The Academy Awards are a specious at best ceremony but generally the film picked for Best Picture is at least halfway decent. The best film is only occasionally picked but usually nominated for BP but generally the two awards I find to be the most reliable judges of good films are Cinematography and Best Actor. True Grit was completely shut out of the Golden Globes yet has been nominated for 10 (!) Academy Awards, and while Hailee Steinfeld deserves to be nominated for Best Actress I guess we'll have to make do with Best Supporting. Somehow or other The Town evaded getting nominated for more than just Best Supporting Actor while a few random unheard of films replaced it on several of the other nomination locations (what the hell is Winter's Bone).
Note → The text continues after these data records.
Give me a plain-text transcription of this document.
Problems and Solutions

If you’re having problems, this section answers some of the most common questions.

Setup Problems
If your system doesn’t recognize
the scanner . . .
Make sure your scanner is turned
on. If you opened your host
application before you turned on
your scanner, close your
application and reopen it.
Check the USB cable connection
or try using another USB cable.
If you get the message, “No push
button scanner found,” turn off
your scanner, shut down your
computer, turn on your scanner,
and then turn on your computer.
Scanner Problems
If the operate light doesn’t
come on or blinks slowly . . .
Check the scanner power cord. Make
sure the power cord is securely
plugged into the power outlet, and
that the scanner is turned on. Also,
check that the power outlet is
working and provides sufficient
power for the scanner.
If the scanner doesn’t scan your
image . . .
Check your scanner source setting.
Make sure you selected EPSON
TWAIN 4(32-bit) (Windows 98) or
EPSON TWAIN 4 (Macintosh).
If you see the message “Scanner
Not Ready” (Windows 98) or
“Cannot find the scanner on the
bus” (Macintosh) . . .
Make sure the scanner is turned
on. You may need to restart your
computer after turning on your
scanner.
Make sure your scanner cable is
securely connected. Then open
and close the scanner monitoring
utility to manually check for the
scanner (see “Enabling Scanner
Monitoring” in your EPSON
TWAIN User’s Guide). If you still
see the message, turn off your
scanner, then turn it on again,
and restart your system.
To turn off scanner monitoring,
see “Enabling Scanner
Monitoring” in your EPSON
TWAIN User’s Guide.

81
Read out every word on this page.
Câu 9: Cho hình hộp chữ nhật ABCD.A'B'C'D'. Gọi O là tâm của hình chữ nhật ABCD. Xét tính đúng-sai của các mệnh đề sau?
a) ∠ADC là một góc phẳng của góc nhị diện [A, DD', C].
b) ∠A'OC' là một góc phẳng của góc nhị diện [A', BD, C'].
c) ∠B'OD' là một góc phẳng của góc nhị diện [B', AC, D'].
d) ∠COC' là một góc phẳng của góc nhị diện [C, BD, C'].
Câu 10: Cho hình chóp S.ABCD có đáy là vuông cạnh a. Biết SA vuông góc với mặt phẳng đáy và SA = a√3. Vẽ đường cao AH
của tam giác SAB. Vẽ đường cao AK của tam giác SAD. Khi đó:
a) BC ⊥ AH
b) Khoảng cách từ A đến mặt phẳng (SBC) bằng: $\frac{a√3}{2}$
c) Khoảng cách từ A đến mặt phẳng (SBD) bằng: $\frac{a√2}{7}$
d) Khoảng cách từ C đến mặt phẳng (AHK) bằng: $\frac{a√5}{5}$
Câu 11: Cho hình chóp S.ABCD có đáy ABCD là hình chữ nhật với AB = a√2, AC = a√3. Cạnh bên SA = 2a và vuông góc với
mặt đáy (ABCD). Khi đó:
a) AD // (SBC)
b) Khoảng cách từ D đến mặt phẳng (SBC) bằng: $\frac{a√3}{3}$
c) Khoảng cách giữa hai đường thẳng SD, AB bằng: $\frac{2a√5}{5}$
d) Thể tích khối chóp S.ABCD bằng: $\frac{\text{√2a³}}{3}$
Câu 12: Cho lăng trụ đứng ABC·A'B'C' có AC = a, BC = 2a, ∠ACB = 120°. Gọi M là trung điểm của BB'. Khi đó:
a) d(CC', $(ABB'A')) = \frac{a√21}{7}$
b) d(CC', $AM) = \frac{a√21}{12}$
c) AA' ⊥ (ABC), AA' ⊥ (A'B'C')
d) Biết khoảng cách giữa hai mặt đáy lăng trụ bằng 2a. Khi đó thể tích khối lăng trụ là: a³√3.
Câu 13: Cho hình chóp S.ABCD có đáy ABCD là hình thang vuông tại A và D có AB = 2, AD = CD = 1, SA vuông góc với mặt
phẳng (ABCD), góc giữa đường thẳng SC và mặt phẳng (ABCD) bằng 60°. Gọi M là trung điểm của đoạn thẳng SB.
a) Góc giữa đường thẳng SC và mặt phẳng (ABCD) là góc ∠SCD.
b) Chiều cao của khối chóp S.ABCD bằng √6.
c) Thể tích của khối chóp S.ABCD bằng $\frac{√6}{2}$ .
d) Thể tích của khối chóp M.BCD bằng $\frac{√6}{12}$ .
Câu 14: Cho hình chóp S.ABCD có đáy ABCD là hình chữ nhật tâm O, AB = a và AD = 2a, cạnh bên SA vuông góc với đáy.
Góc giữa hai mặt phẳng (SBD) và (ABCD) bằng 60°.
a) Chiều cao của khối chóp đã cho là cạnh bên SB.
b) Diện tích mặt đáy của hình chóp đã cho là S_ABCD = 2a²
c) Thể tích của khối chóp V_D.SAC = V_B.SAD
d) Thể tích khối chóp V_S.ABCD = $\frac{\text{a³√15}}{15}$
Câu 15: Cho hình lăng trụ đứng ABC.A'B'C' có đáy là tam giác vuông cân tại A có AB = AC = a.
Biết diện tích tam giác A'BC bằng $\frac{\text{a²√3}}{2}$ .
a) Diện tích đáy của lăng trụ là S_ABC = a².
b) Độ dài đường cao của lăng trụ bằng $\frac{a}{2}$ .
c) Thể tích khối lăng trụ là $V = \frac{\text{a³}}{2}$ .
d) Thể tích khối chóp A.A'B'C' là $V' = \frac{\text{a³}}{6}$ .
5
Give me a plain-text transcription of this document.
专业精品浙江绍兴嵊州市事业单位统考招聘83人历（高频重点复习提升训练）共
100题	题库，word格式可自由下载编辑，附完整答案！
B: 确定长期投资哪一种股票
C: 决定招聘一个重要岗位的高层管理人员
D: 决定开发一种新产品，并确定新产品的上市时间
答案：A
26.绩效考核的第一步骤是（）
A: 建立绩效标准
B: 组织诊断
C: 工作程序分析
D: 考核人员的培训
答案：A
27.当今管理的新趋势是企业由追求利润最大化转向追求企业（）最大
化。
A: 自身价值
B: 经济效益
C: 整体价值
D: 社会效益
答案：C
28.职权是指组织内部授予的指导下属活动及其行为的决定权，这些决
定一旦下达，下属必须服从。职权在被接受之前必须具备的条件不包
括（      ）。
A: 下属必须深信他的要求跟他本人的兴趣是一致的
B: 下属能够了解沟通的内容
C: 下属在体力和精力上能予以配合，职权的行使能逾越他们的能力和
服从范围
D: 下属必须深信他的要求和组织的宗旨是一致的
Since I last wrote a post about it The Social Network has become a juggernaut favorite to win Best Picture, unfortunately Inception, True Grit, and The Fighter are all superior films. For the sole purpose of spiting my comment about all billionaires being douchebags Zuckerberg donated several hundred million dollars to charity and was named Time's Man of the Year. There is no way he'd even be thought of as possible for the award without the film being in the national consciousness. I think the Social Network is gradually starting to fade into relative obscurity even now right before it almost certainly wins Best Picture. If the voting occurred right now the King's Speech would probably win the award but since it occurred a month ago there's not much chance. If I had to put the odds on it at the moment I'd say it's about 60% Social Network, 10% True Grit (for being the lone saving grace of the holiday season), 10% The Fighter, 15% The King's Speech, and 5% Inception for chances to win Best Picture.
In other news I bought Inception on Blu Ray and watched it again and found myself completely enraptured once more. Unfortunately the film was released way back in July and recent films almost always win Best Picture. However, despite Inception being one of the greatest technical achievements in the history of cinema Christopher Nolan wasn't even nominated for Best Director. David Fincher should and will win for turning the Social Network into a good movie despite being based on the worst topic imaginable, but Nolan should have been nominated, certainly the biggest snub of the Oscars. If only Inception were about Millionaires suing Billionaires and how much better Harvard students are than everyone else in the country and how capitalism is pretty much infallible and every other pretentious issue you could think of, perhaps then it would have won Best Picture. Alas, Christopher Nolan actually prefers to make good (not to mention commercially successful) films instead of tripe.
Most of the time the Oscars have at least one difficult to choose category but this year Picture (Social Network), Actor (Colin Firth), Actress (Natalie Portman), Supporting Actor (Christian Bale), Director (David Fincher), Cinematography (True Grit), Original Screenplay (The King's Speech), and Adapted Screenplay (Social Network) are all relative locks to win. This leaves supporting Actress as the only remaining interesting category, which I think is a tossup between Melissa Leo for The Fighter and Hailee Steinfeld for True Grit.
As to the justice of all the other awards I think most of them are spot on, Supporting Actor should be more of a debate between Jeremy Renner and Christian Bale than just Bale, but again the Fighter is a more recent, more successful film so Christian Bale will undoubtedly win. Both roles were outstanding so I have no real complaint on that front. Amongst those nominated the least deserving are Jesse Eisenberg for Best Actor, (while there were several Best Supporting Actors in The Social Network that were worthy and shut out) Jeff Bridges, and Javier Bardem; but Colin Firth winning seems to be valid enough so /shrug. The distinction between "Actor" and "Supporting Actor" is pretty vague (Anthony Hopkins won Best Actor with about 18 minutes of screentime in The Silence of the Lambs) so I think Andrew Garfield could have been nominated in Eisenberg's place and Dicaprio could have gotten a nod for Inception even with little or no chance of winning.
I think everyone should see Inception, True Grit, and The Fighter, but overall this year's film selection was excellent. I saw around 12 movies in theaters this year, about as many as the past 4 years combined, and I don't think I was disappointed more than a few times (The Expendables comes to mind). While Inception will continue to be a rewatchable masterpiece True Grit is mostly cinematography (and the plot is joyous instead of conflicting) and The Fighter is a standard boxing movie. I may write another post after the Oscars, particularly if there are any notable surprises, but I'll likely just move on to future films and more reviews from movies I already own or have recently seen.